Contact person: Jannes Müller und Markus Nöske
The storage of electrical energy is nowadays used in many fields. Lithium ion batteries are often used for these applications. In particular in the mobility sector an increase in cell capacity offers the potential to increase the operating range of electric vehicles significantly. In the BMBF project SiGgI (“Silicon Graphite goes Industry”) investigations regarding the increase of the anode capacity due to the use of novel active materials based on silicon-carbon composites (Si/C composites) will be carried out. Compared to conventional graphite anodes, silicon-containing anodes offer the potential to increase the theoretical capacity by a factor of 10. Various scalable process routes (see figure below) for the production of the Si/C composites and their influences on the material structure and performance will be analyzed. The starting point of the process routes is the comminution process in a stirred media mill. Therefore the components are comminuted at first separately. The goal is, to crush silicon down to the nanometer range. The influence of process and formulation parameters on the properties of the nanoparticulate silicon suspensions have to be characterized. In addition, the delamination of graphite to graphene, which is a promising carbon component for the preparation of Si/C composites, is examined in the stirred media mill.

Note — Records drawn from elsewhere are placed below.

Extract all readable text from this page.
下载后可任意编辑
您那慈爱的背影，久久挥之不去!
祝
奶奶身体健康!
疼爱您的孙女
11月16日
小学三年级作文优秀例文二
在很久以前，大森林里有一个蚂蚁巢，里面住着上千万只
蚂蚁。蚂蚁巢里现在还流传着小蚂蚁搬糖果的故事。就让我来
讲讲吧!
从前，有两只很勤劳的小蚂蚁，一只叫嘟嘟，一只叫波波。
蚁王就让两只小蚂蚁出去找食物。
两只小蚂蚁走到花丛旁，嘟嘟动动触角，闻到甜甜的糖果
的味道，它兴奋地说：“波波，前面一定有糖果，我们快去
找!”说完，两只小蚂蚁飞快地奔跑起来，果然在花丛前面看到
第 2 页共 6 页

In the second project phase the multicomponent comminution of silicon and carbon components will be investigated in detail and the obtained material structures will be analyzed. The aim is, to establish the processing of the final coating suspension for the electrode preparation directly in the stirred media mill.
Fig.: Process strategies for the production of novel silicon-carbon composites for the use in advanced lithium-ion batteries
In addition, the processing of the previously prepared silicon nanoparticles to silicon carbon composites and directly to electrodes in lithium-ion batteries is investigated. The production of composites by spray drying and fluidized bed processes will be examined closely. The composites are then processed to form the electrode coating. This will be done on a laboratory scale coater as well as on a pilot scale coater. For the coating process the formulation of the anode slurry is of particular interest because the composites must be transferred intact into the electrodes. The prepared electrodes are examined in particular with regard to their structure and the electrochemical performance.